Sou-me fatal. Visto Hedda, visto Hamlet
Vingo-me de ser quem sou todos os dias
E acabo sempre nua.
É isto o absoluto? Um viés oco de risos e palmas.
Um mísero momento pavloviano que morre a salivar tédio.
E saem todos em filinha, vestem sobretudos, trocam uns gostaste e uns encolheres de ombros,
Acendem um cigarro e levam dali dores de mãos.
do outro lado
dispo Hedda, dispo Hamlet
e aturo-me sem remédio e sem luzes.
Fatalmente.
Enquanto procurava no Google Maps o sentido da vida
improvisava:
“Não sei se algum dia alguém me viu
Costumo sorrir, cumprimentar e bater-me.
Bato-me muito.
E os anos passam, as brancas trepam pelas rugas
a sensação de sentido desorienta-se.
Sou invisível, uma extraviada.
Nenhum imperador me fez vénia ou musa
nunca inspirei uma canção.
Não sei ser.
Sei bater-me. E dói.”
Not found.
Escacou o computador na cabeça e foi dormir.
A mulher saiu a escorrer, nua e gigante,
da banheira de Botero e só parou
no sinal vermelho para peões.
- Olha a gorda!
- Monte de banha nojento!
A chacota abriu a porta ao estado de choque.
A gordura queria derreter de nervos e vergonha
Mas as lágrimas inchavam-lhe as bochechas.

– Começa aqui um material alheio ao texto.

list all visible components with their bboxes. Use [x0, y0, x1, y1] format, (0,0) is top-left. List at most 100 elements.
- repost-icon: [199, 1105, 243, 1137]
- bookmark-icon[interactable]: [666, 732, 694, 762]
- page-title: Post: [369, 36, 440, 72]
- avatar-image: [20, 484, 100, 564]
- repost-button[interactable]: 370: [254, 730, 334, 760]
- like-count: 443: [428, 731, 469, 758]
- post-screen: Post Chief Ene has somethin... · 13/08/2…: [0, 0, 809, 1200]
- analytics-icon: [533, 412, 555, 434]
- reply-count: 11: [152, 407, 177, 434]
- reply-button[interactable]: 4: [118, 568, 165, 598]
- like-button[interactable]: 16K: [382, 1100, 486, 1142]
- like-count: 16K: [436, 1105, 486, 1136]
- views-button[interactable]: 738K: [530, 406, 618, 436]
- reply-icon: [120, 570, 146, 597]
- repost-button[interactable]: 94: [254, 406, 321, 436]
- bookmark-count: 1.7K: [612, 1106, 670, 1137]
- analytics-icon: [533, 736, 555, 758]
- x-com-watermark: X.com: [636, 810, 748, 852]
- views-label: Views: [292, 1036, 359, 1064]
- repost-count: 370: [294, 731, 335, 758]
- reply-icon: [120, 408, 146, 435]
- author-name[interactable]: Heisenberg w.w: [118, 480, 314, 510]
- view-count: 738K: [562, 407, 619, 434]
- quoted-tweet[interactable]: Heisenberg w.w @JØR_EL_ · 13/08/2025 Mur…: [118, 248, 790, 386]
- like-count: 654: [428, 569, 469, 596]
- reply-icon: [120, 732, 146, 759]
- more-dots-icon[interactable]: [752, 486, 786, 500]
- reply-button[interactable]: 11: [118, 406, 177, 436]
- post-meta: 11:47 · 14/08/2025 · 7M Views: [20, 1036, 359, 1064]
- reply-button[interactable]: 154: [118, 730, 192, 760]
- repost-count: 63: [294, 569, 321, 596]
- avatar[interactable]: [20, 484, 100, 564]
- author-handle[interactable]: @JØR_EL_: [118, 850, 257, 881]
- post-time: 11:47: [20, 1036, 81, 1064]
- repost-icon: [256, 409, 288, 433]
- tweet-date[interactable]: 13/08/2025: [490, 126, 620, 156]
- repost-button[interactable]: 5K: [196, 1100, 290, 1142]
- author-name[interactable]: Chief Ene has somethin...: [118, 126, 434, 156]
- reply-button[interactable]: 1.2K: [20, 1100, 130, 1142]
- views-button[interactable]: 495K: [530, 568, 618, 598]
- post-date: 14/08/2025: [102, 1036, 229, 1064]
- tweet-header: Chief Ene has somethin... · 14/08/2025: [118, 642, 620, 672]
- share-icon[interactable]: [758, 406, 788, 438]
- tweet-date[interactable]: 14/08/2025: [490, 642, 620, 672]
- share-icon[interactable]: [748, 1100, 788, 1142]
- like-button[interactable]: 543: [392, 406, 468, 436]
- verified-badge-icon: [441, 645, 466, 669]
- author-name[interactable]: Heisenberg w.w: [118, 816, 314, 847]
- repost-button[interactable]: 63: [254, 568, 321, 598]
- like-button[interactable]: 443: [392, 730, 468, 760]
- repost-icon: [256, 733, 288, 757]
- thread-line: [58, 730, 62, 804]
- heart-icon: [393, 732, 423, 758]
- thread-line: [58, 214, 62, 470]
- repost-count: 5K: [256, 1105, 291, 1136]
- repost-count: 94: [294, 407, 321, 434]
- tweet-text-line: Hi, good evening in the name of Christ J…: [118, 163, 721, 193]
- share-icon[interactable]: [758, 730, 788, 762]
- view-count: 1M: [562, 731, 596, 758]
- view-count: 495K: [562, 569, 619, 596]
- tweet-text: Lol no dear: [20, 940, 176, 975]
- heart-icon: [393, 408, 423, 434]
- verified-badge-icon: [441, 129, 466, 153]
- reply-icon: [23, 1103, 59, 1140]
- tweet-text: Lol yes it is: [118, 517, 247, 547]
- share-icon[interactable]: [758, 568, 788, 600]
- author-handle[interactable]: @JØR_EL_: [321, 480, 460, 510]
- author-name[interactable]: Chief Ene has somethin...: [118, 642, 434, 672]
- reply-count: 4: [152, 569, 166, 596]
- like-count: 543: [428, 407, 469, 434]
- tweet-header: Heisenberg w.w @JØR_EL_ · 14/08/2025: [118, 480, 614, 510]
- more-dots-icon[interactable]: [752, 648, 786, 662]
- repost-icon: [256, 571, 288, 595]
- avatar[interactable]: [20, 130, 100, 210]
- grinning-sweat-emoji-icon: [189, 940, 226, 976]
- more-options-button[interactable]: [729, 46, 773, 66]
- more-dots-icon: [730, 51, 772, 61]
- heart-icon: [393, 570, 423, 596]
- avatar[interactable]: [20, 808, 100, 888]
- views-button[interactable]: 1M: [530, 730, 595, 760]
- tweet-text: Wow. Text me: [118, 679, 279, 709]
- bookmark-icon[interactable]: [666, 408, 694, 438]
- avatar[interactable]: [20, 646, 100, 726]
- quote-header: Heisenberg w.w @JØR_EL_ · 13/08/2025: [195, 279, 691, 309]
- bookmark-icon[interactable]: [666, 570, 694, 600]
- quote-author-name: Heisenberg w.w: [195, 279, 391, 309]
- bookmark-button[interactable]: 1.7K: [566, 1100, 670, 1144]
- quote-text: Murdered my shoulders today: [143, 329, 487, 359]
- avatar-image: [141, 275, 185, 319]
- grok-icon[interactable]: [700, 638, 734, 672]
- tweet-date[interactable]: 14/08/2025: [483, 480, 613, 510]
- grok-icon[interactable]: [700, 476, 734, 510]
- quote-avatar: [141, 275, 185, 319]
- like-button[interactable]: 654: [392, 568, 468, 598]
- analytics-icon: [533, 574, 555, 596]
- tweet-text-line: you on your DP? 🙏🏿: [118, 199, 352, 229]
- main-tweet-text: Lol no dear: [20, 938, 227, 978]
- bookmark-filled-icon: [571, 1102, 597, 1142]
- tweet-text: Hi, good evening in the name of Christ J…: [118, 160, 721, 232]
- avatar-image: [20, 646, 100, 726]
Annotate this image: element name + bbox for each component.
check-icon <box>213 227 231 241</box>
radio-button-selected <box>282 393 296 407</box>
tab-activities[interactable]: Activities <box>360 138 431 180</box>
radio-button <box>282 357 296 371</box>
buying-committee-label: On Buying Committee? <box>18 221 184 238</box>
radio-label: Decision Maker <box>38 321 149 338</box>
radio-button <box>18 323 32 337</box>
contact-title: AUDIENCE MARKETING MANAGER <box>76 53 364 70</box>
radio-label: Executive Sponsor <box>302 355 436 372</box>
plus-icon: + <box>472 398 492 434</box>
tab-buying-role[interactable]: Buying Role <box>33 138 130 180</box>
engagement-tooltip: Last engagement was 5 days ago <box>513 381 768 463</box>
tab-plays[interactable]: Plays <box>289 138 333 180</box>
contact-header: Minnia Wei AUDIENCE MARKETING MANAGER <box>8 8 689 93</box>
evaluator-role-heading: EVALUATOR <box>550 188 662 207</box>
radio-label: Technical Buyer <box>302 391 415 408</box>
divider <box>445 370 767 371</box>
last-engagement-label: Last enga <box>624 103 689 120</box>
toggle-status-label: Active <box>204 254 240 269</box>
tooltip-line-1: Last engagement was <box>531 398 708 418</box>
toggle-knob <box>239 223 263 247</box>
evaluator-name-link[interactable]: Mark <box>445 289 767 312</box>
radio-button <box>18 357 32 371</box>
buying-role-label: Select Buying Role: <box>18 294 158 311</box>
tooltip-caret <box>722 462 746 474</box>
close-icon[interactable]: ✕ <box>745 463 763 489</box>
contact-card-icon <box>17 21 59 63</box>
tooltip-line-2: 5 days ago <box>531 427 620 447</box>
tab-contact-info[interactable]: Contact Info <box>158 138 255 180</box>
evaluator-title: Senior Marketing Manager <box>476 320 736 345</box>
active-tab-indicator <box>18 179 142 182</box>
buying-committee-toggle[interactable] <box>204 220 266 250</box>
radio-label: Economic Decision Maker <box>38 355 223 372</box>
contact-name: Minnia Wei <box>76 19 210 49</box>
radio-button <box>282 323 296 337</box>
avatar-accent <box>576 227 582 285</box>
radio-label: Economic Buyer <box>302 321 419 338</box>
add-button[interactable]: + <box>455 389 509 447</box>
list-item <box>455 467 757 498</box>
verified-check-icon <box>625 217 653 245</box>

Uns dias mais tarde, afogou a mulher longe dali o seu peso.
Quando interrogado pela polícia acerca do caso
Botero, serenamente, proclamou: “Não, eu não pinto pessoas gordas”.
Está uma cabeça a tentar partir o vidro da minha janela.
Tem um bico incomum.
Do lado de dentro tremo. Tento que me leia os lábios e peço-lhe que vá,
mas a resposta é gesto insensível do inferno – riso.
Já passou uma hora. O vidro está cada vez mais fino.
Talvez dentro de minutos eu morra
de bico fundente e riso agarrado aos dentes.
Ouço o estilhaço. Grito tolhida e sem timbre. Os meus pêlos paralisam de pé.
Se a cabeça souber ler vai perceber que estou com medo e partirei.